In a column Roger wrote for the long-defunct (print) magazine, Yahoo! Internet Life (June 1996 edition): "A newspaper looking for a film critic would be well-advised to head for [Berardinelli's] URL and hire him immediately…" The year of Roger's death was the year I finally got that newspaper job. It came to me, as so many things do, as a result of favorable circumstances. I didn't seek out the position but when a critic I have been friends with for more than 15 years announced his retirement, he submitted my name as a freelance replacement. My terms were simple: ReelViews would still have primacy and would be the #1 location for all of my reviews. The three papers (and their associated websites) could reprint the reviews. So I began a new phase of my career - writing for The Burlington County Times, The Bucks County Courier Times, and The Intelligencer.

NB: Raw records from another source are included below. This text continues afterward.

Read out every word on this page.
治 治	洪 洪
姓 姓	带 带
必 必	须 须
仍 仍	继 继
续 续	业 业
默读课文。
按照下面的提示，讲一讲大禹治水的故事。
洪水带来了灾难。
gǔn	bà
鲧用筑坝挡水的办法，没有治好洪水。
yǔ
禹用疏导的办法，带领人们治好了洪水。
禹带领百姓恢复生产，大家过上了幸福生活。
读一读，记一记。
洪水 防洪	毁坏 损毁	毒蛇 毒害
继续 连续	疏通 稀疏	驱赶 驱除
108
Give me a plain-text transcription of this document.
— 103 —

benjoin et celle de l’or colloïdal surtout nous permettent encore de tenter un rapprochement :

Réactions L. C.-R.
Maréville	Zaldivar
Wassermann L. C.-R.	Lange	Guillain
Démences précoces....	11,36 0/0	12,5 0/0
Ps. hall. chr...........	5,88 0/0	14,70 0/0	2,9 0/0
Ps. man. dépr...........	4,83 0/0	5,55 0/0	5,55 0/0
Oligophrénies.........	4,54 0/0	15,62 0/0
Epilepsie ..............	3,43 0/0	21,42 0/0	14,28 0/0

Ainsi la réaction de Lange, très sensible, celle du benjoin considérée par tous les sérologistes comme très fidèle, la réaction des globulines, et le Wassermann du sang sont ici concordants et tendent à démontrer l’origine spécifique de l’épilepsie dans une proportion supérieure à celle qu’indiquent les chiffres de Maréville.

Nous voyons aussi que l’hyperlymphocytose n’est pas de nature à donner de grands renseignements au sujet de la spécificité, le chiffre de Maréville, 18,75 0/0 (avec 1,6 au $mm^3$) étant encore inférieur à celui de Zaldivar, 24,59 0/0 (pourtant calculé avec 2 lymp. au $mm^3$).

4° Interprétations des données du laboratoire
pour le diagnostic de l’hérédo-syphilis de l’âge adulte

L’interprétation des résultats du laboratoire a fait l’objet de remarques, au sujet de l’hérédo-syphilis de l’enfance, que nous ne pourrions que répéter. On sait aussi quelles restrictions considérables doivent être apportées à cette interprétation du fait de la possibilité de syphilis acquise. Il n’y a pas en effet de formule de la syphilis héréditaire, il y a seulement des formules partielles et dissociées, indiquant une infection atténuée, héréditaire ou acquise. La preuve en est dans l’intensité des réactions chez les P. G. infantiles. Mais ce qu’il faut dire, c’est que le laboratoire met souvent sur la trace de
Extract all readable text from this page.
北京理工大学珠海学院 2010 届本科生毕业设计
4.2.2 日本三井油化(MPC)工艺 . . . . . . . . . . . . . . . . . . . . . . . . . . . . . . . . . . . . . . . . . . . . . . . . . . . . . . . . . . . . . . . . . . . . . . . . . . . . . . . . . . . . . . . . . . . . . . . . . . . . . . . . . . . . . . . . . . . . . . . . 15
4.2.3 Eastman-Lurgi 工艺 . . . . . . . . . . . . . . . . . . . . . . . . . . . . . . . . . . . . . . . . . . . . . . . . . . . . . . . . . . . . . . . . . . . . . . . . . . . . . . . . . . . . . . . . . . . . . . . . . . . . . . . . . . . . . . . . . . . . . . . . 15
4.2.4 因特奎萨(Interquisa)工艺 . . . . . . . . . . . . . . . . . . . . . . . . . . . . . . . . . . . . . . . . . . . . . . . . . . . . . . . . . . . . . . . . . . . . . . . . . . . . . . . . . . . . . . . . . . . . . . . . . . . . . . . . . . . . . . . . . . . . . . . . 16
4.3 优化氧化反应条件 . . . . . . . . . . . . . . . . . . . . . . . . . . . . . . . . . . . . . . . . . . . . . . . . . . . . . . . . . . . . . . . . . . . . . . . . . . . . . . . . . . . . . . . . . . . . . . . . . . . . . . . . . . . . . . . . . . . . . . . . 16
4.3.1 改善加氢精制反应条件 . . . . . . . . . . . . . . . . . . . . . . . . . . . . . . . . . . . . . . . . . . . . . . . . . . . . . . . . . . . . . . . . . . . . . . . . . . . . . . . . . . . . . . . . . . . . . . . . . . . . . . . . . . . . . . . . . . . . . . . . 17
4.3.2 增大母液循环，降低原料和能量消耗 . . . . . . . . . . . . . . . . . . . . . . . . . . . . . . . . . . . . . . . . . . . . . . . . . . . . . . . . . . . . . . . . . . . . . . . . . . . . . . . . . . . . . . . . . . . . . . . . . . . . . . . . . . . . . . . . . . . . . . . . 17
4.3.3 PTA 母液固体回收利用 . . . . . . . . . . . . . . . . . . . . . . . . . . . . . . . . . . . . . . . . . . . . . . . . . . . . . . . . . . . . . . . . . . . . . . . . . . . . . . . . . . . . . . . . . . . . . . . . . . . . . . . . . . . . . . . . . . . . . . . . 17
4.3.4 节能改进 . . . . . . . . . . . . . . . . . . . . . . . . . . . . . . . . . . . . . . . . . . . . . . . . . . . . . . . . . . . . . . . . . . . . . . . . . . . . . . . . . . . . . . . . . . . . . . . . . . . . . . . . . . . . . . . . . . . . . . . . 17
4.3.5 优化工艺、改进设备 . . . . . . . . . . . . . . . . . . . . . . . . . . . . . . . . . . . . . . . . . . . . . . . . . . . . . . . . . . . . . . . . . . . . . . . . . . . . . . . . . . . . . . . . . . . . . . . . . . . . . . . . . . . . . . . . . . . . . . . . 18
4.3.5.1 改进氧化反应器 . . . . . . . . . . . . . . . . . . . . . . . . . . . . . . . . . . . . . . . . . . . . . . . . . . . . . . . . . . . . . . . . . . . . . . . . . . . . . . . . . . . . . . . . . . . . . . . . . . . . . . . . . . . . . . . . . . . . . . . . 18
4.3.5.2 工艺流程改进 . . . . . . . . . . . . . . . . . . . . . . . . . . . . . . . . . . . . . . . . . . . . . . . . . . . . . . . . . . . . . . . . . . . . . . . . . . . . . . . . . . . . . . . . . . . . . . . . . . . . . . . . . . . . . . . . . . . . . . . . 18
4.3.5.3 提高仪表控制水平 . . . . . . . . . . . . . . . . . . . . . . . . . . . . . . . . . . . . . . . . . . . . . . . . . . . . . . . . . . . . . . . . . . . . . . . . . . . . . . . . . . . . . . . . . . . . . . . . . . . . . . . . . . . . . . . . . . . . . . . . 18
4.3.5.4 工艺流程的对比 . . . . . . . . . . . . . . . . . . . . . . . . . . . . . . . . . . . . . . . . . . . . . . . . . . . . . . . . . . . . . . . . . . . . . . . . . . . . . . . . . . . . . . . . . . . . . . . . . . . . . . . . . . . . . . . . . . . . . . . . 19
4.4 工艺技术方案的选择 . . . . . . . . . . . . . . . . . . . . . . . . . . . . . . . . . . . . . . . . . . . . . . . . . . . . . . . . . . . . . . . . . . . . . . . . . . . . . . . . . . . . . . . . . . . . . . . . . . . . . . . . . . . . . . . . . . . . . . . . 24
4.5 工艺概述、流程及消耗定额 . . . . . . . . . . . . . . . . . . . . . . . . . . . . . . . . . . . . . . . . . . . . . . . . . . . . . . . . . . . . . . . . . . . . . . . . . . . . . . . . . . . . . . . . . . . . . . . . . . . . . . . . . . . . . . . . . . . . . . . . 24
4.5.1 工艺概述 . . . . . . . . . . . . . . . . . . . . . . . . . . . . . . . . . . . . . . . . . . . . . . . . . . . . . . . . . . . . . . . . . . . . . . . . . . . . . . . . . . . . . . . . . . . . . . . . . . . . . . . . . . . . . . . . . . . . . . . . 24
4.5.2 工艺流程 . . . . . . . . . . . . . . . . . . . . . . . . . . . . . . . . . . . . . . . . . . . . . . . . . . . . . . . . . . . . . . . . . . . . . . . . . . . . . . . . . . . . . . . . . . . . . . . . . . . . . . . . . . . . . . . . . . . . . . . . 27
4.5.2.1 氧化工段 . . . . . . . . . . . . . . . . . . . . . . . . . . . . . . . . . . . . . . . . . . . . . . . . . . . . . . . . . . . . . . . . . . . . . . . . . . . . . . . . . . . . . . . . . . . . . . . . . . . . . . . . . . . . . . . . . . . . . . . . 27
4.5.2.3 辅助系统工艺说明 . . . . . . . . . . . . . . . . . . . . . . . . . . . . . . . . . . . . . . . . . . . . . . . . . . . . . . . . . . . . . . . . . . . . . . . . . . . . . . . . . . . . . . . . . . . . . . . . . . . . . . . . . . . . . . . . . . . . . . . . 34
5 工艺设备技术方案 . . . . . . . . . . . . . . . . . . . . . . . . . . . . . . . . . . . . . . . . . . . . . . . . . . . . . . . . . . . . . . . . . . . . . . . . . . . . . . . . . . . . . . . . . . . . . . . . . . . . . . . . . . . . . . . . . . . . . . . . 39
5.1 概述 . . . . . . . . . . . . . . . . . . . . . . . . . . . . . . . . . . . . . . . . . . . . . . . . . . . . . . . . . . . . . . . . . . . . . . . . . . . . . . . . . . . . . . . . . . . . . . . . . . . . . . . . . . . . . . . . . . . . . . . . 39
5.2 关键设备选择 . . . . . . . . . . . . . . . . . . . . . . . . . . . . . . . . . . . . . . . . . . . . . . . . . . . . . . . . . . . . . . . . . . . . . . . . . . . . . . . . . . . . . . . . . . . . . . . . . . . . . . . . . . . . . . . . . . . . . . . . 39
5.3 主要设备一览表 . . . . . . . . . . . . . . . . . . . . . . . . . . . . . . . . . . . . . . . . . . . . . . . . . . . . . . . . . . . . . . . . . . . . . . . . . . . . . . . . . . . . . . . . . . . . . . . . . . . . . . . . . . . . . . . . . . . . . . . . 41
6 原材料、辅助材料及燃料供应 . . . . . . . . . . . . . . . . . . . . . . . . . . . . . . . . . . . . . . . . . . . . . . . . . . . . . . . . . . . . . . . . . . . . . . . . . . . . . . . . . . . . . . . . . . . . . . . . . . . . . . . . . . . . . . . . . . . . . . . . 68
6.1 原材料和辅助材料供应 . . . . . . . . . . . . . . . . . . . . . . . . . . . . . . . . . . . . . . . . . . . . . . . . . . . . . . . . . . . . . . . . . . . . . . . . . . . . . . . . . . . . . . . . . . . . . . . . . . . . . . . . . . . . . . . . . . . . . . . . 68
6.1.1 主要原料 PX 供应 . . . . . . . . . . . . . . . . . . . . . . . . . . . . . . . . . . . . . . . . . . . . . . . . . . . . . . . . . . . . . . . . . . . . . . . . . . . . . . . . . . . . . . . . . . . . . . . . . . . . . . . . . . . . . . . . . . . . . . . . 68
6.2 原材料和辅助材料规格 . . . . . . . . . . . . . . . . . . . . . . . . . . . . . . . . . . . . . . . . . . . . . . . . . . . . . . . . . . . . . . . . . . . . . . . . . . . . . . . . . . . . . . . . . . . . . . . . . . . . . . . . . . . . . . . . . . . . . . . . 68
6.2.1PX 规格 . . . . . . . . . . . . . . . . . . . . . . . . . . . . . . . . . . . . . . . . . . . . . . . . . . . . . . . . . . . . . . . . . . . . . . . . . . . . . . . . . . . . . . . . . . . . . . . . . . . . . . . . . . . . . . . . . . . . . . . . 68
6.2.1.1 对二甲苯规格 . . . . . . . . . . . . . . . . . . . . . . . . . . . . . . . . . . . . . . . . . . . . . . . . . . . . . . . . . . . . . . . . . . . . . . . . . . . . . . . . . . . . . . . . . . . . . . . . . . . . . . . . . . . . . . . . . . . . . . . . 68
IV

One surprise was to discover that my reputation, such as it was, received an immediate boost. One could make a claim that writing for a medium-traffic website is more impressive than writing for three local papers, but there's an ingrained respect within the film community that gives an edge to the "old school" means of communication.

So today ReelViews turns 18. Old enough to vote. Old enough to go to war. Old enough to consent to sex in all 50 states. But not old enough to drink. It has been a constant in my life for nearly two decades. During its "lifetime," it has changed addresses three times (Cybernex, Colossus, Reelviews.net). I have moved from a townhouse to a small ranch house to a larger suburban dwelling. I have gone from being single and profoundly unattached to having a wife and a son. My writings remain at the heart of ReelViews. I have scribbled nearly 4000 reviews (2700 of which are available via the site) over 22 years. And, though some things about the site change, I hope to keep the central elements the same. In one way or another, this will always be "James Berardinelli's Movie Review Page."